3. El comienzo del viaje

5.1K 529 37
                                    

El canto de las aves sonaba a través del verde alrededor, endulzando sus oídos y envolviéndolos lentamente en una calma que pocas veces se experimentaba en aquel mundo desolado. Igualmente se escuchaban las cigarras y algunos animales ocasionalmente se mostraban en el camino, pero pronto abandonaban el lugar con la intención de alejarse de ellos. Los infectados se alimentaban de cualquier ser vivo, pero para fortuna de los sobrevivientes de la catástrofe; los animales eran incapaces de contagiarse y volverse uno más de aquellos reservorios caníbales.

Aunque algunos seres podían cargar con el enfermedad y llegar a contagiar a cualquiera que los consumiera. Pero eran escasos los casos de animales portadores, aun así nunca bajaban la guardia y se aseguraban de que todo animal que llegasen a cazar y consumir estuviese libre de infección.

La aplanada serpiente de asfalto seguía y seguía por prolongados kilómetros, exhibiendo en el camino los vestigios del mundo que alguna vez fue. Autos abandonados, basura o demás recuerdos de las personas que seguramente dejaron atrás todo para así seguir adelante y buscar una nueva oportunidad para sobrevivir, justo como ellos. Cuando el brote estalló, Sam y su padre abandonaron la ciudad con la intención de dirigirse a un asentamiento militar, tal y como el gobierno había dictado, aquella cruzada fue no solo difícil, sino también desgarradora, aquel evento en la vida de los Anderson tan solo fue un prólogo que anunciaba lo que se transformaría su vida, sino que les mostró la cruda realidad en la cual ya estaban inmersos y de la cual jamás lograrían escapar.

—Revisen los autos, quizás haya algo que sirva —habló entonces Jonh Anderson, se detuvo contra el cofre de un jeep y empezó a revisar la ruta. Sam y Lizz se desperdigaron en torno a los abandonados vehículos y empezaron a revisar.

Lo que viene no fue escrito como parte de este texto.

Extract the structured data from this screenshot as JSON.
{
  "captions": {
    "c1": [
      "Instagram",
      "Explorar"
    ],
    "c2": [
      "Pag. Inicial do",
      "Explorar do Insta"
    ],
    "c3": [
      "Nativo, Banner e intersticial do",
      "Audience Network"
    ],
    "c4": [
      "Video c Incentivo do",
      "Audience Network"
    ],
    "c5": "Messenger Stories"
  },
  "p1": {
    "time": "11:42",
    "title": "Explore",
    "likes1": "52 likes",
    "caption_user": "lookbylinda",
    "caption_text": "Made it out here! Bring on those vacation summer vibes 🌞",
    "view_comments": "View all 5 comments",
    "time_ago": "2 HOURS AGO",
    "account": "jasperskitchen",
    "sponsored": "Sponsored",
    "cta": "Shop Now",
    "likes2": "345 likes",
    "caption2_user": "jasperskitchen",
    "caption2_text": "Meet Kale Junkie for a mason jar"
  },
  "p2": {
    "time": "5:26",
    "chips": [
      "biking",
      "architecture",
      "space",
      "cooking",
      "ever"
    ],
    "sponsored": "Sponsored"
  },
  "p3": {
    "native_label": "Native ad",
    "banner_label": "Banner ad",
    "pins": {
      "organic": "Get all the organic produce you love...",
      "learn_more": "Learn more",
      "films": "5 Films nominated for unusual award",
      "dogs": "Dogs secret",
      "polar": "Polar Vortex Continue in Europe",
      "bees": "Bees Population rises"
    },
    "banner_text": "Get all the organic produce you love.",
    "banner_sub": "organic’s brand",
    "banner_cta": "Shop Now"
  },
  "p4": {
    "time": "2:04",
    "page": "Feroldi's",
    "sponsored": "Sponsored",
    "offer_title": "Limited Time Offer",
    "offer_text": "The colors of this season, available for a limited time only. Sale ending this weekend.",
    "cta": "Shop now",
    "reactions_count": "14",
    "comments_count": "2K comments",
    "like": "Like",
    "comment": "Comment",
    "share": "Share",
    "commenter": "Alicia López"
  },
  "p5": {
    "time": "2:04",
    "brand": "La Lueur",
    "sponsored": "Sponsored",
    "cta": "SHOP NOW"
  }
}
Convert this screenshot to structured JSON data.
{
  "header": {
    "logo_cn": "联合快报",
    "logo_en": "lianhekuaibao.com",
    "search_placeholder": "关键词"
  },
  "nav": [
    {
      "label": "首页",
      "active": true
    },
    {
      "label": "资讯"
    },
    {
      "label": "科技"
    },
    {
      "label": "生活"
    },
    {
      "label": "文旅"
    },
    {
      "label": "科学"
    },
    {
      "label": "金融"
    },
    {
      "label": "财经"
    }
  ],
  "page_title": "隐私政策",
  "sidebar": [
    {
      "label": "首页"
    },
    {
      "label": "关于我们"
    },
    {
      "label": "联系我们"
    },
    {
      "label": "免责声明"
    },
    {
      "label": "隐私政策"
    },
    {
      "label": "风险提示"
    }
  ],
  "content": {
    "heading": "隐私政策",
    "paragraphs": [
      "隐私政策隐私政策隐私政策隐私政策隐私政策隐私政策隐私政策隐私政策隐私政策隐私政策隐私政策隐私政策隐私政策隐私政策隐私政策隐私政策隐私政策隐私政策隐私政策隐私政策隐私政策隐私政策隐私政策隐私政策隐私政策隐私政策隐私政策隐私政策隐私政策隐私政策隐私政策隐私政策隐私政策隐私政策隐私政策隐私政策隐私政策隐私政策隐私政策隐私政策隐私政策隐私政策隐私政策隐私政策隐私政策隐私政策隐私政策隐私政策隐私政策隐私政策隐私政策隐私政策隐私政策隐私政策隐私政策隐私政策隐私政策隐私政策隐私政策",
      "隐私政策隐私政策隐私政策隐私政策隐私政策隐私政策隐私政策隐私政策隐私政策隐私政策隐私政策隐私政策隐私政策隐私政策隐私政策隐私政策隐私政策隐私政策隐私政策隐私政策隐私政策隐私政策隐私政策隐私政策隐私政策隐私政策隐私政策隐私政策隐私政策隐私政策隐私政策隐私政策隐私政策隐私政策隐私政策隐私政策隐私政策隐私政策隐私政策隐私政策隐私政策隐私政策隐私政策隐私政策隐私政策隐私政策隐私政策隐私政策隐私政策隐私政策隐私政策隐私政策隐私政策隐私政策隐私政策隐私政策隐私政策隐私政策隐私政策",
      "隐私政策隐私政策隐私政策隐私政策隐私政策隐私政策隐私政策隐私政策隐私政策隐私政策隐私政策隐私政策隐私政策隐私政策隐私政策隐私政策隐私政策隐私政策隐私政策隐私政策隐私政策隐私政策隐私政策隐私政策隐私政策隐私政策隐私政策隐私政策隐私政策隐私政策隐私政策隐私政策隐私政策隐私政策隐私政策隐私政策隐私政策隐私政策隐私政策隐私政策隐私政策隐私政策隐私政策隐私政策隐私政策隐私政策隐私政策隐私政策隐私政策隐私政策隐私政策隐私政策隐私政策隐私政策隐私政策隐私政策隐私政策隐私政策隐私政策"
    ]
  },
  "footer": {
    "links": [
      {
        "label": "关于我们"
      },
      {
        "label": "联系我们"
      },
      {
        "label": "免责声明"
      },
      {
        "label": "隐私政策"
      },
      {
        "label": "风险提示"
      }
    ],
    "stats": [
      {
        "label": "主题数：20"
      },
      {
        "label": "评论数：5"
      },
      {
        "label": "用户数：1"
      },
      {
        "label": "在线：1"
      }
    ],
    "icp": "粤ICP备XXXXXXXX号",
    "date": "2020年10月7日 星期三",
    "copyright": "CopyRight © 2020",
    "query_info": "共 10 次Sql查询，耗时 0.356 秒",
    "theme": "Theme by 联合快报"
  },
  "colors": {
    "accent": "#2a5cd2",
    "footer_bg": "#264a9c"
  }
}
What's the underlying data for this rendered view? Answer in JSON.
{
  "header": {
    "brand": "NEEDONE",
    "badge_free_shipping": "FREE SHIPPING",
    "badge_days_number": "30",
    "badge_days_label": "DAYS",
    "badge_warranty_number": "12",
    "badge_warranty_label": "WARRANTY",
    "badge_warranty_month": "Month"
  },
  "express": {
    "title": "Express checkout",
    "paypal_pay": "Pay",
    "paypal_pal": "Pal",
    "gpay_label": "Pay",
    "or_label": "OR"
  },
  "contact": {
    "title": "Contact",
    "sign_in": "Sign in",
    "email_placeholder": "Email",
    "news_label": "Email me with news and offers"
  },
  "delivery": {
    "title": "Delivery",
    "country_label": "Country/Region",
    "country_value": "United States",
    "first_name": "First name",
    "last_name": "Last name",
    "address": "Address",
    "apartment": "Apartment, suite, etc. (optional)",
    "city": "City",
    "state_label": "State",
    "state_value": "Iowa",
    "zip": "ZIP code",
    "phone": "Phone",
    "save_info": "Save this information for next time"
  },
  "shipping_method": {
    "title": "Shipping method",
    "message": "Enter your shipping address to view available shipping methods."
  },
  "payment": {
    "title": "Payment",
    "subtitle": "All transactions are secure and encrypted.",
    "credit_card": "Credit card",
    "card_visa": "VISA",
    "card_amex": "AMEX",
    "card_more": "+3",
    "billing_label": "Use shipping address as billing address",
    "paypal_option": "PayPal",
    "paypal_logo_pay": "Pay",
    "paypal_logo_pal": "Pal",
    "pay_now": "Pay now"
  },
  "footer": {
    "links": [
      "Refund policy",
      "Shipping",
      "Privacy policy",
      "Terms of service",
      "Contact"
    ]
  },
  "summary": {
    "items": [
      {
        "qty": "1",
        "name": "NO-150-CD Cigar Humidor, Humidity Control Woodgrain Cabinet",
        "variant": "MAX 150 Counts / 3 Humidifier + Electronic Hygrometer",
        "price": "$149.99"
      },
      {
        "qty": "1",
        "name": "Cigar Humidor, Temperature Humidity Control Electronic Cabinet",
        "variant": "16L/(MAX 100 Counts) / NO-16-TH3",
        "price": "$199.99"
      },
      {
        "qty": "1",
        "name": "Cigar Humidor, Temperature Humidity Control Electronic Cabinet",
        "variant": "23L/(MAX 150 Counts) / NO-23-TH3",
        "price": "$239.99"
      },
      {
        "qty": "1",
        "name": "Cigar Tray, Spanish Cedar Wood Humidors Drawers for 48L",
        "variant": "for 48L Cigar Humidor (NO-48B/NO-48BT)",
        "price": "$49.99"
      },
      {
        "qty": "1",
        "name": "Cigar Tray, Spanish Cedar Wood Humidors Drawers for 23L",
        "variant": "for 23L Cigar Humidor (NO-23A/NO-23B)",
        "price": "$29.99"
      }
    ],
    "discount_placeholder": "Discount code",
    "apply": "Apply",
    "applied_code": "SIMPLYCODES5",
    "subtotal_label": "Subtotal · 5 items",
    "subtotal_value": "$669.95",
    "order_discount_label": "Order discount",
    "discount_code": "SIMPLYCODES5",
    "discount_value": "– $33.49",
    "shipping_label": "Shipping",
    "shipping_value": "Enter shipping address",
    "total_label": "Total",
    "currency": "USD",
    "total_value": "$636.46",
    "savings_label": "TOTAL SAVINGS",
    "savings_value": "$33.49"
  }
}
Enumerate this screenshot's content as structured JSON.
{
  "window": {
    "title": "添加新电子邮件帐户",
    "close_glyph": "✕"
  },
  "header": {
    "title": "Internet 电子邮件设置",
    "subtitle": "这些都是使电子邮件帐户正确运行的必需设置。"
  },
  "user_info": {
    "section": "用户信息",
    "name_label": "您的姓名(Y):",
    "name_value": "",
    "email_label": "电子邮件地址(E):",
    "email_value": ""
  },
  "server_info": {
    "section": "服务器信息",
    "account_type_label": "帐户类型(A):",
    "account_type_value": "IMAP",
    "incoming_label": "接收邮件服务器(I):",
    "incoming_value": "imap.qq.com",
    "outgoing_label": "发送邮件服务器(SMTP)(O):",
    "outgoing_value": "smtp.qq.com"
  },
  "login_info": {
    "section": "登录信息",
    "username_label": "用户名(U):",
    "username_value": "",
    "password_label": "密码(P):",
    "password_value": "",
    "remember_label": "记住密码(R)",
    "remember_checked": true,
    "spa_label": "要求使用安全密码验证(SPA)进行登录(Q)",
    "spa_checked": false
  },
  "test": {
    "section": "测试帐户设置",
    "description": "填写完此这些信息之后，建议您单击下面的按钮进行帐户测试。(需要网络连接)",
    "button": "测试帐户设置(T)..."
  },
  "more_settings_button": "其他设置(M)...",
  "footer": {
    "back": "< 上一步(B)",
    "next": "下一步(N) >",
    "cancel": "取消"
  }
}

El clima y el tiempo los había inutilizado por completo, así que no había temor a activar las alarmas, claro que si eran demasiado ruidosos cabía la posibilidad de que algo los escuchase. Sam abrió las puertas de un pequeño auto rojo, dentro no había nada más que sangre seca, basura y algunos casquillos de bala ya gastados.

Mientras, Lizz Graham se acercó a una minivan, estaba totalmente destartalada y llena de maleza, e incluso ni sus neumáticos perduraban. Limpió el sucio cristal y encontró una figura tendida en el asiento de piloto, formó una mueca y tras desenfundar su cuchillo llegó hasta abrir la puerta, el aroma a podredumbre impregnaba el vehículo, todo gracias a la esquelética mujer que yacía ahí. Llevaba una 38 entre las manos, y a juzgar por las manchas de sangre seca en el techo y el orificio que dejó el proyectil al salir, indicaban que no había sufrido mucho.

—Cielos —musitó. Le arrancó el revólver de los dedos y tras revisarla encontró tres balas más en el tambor.

Siguió buscando entre los asientos hasta que en la cajuela halló una porta bebé, el cual estaba manchado de sangre. Continuó revisando, pero a medida que prestaba atención aquel escenario se tornaba más siniestro y lúgubre, más después de encontrarse con la sonaja bañada de carmín y colgajos secos de carne. Arcadas llegaron a ella y se apartó para vomitar, pero solo consiguió escupir algo de bilis.

—Lizz —apurado llegó Sam y apartó su cabello—. Tranquila, no pasa nada —sobó su espalda hasta que se recuperó.

—Lo siento.

—¿Te encuentras bien? —ella asintió—. ¿Qué pasó?

Su entristecida mirada se clavó en el asientito de la cajuela. Sam solo atinó a formar un ademán de condescendencia y amarga resignación.

—Lo siento —apartó su cabello—. Sé que es tonto, pero no pude evitar sentirme mal por la mamá y su bebé.

—No es tonto en lo absoluto. Que te pongas así es bueno, significa que todavía tienes compasión.